Dossierretrospective

The She Beast

Au beau milieu du 18ème siècle, à Vaubrac, petite bourgade inhospitalière de Transylvanie régie par un comte du nom de Van Helsing, une sorcière, Vardella, est chassée et attrapée par les villageois en colère. Sans attendre la présence de leur maître, exorciste émérite, les hommes de Vaubrac s’empressent d’empaler la créature démoniaque et de la condamner au bûcher avant que son corps ne finisse dans un lac environnant. Vardella a cependant le temps, dans son supplice, de maudire ses tortionnaires et leur descendance.
Deux siècles après ces événements tragiques Veronica et Philip, jeune couple anglais en voyage de noce, arrivent à Vaubrac, guère devenu plus hospitalier que deux siècles auparavant, et après une panne de voiture sont obligés d’y faire une halte prolongée. Après une rencontre avec le descendant du comte Van Helsing ainsi qu’avec un aubergiste affreux, sale et méchant leur présence va réveiller Vardella. Philip, aidé par Van Helsing, va devoir se battre contre Vardella pour sauver l’âme de Veronica et pour débarrasser Vaubrac de la sorcière.

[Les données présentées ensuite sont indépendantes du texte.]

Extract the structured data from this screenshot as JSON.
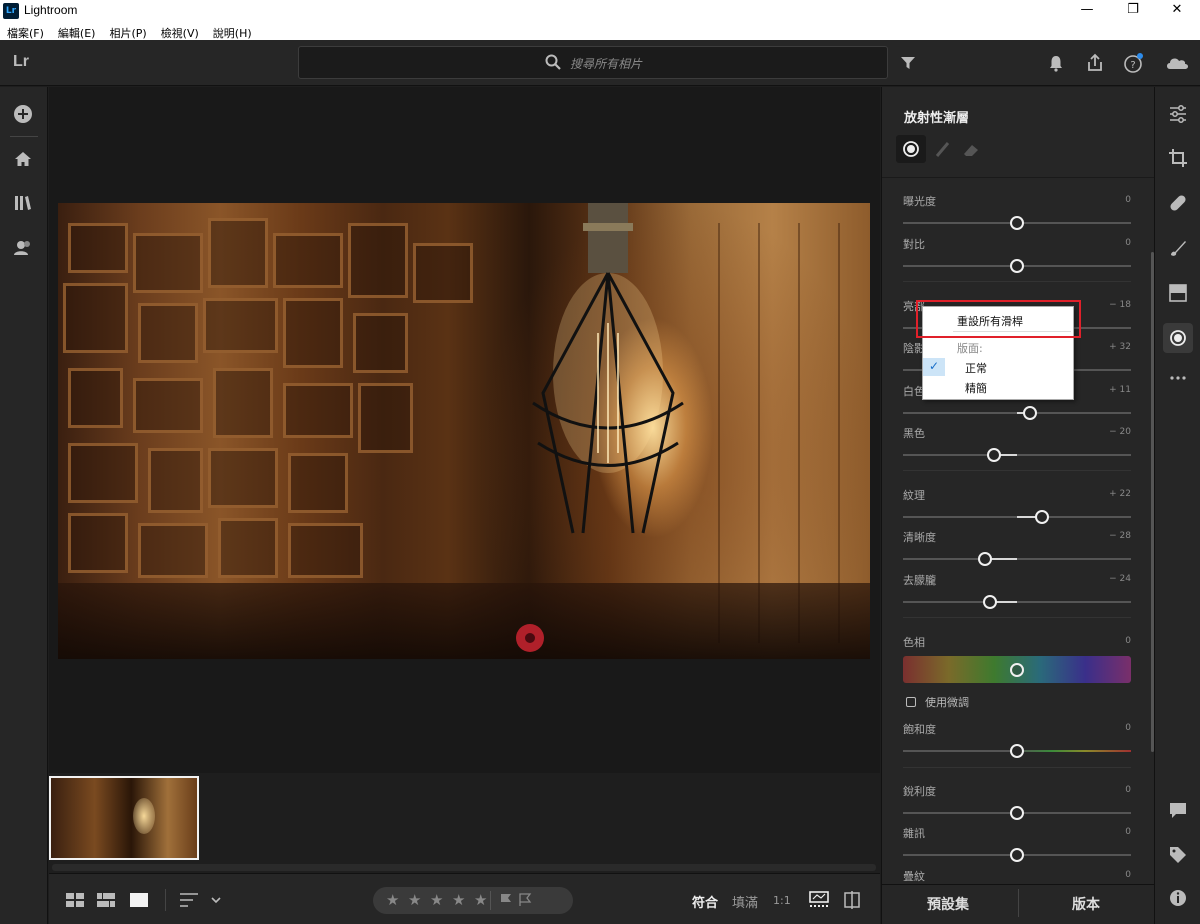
{
  "window": {
    "app_icon_text": "Lr",
    "title": "Lightroom",
    "minimize": "—",
    "maximize": "❐",
    "close": "✕"
  },
  "menu": [
    "檔案(F)",
    "編輯(E)",
    "相片(P)",
    "檢視(V)",
    "說明(H)"
  ],
  "toolbar": {
    "logo": "Lr",
    "search_placeholder": "搜尋所有相片"
  },
  "panel": {
    "title": "放射性漸層",
    "sliders": [
      {
        "label": "曝光度",
        "value": "0",
        "pos": 0.5
      },
      {
        "label": "對比",
        "value": "0",
        "pos": 0.5
      },
      {
        "label": "亮部",
        "value": "− 18",
        "pos": 0.41
      },
      {
        "label": "陰影",
        "value": "+ 32",
        "pos": 0.66
      },
      {
        "label": "白色",
        "value": "+ 11",
        "pos": 0.555
      },
      {
        "label": "黑色",
        "value": "− 20",
        "pos": 0.4
      },
      {
        "label": "紋理",
        "value": "+ 22",
        "pos": 0.61
      },
      {
        "label": "清晰度",
        "value": "− 28",
        "pos": 0.36
      },
      {
        "label": "去朦朧",
        "value": "− 24",
        "pos": 0.38
      },
      {
        "label": "色相",
        "value": "0",
        "pos": 0.5
      },
      {
        "label": "飽和度",
        "value": "0",
        "pos": 0.5
      },
      {
        "label": "銳利度",
        "value": "0",
        "pos": 0.5
      },
      {
        "label": "雜訊",
        "value": "0",
        "pos": 0.5
      },
      {
        "label": "疊紋",
        "value": "0",
        "pos": 0.5
      }
    ],
    "fine_tune_label": "使用微調",
    "presets_label": "預設集",
    "versions_label": "版本"
  },
  "bottom": {
    "fit_label": "符合",
    "fill_label": "填滿",
    "ratio_label": "1:1",
    "stars": [
      "★",
      "★",
      "★",
      "★",
      "★"
    ]
  },
  "context_menu": {
    "reset_all": "重設所有滑桿",
    "layout_label": "版面:",
    "normal": "正常",
    "compact": "精簡",
    "checkmark": "✓"
  }
}
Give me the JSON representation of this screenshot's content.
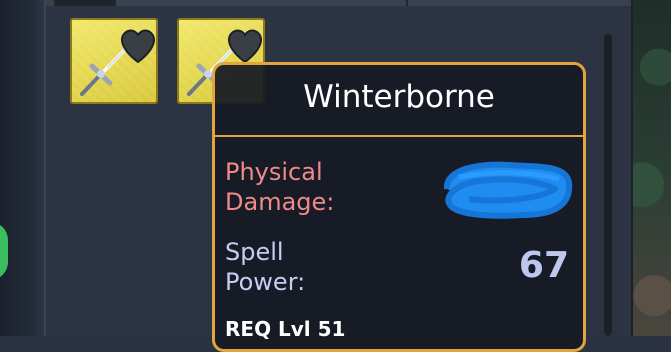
{
  "inventory": {
    "slots": [
      {
        "item_icon": "sword-icon",
        "badge_icon": "heart-icon"
      },
      {
        "item_icon": "sword-icon",
        "badge_icon": "heart-icon"
      }
    ]
  },
  "tooltip": {
    "title": "Winterborne",
    "physical_damage": {
      "label_line1": "Physical",
      "label_line2": "Damage:",
      "value_hidden": true
    },
    "spell_power": {
      "label_line1": "Spell",
      "label_line2": "Power:",
      "value": "67"
    },
    "requirement": "REQ Lvl   51"
  },
  "colors": {
    "slot_fill": "#e8dc55",
    "tooltip_border": "#e2a43b",
    "physical_label": "#f08a8a",
    "spell_label": "#c7cdf2",
    "redaction_scribble": "#1f8cf0"
  }
}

Tourné en 1966 « The She Beast » est le premier des trois films officiellement réalisés par Michael Reeves, jeune réalisateur anglais, que d’aucuns disaient surdoués, qui mourut tragiquement à 25 ans d’une overdose médicamenteuse. Contrairement aux deux films suivants de son metteur en scène, les ambitieux « The Sorcerers » et « The Witchfinder General » « The She Beast » est lui un film d’horreur à tout petit budget, 40000 dollars environs, que Michael Reeves, dans sa soif de cinéma, accepta de mettre en boîte dans le seul but de provoquer quelques frissons et des rires nourris. Ainsi, si la scène d’ouverture ressemble à s’y méprendre à celle d’au moins une douzaine d’autres films de terreur (la mise au bûcher de la sorcière) c’est bien sur le chemin de la dérision que veut ensuite nous emmener Michael Reeves. Ainsi le descendant du comte Van Helsing, dépossédé de son château par un pouvoir communiste fantoche, vit dans une caverne, un crâne humain sur sa table de chevet et ressemble plus à un professeur Tournesol sous acide qu’au personnage légendaire de Bram Stoker.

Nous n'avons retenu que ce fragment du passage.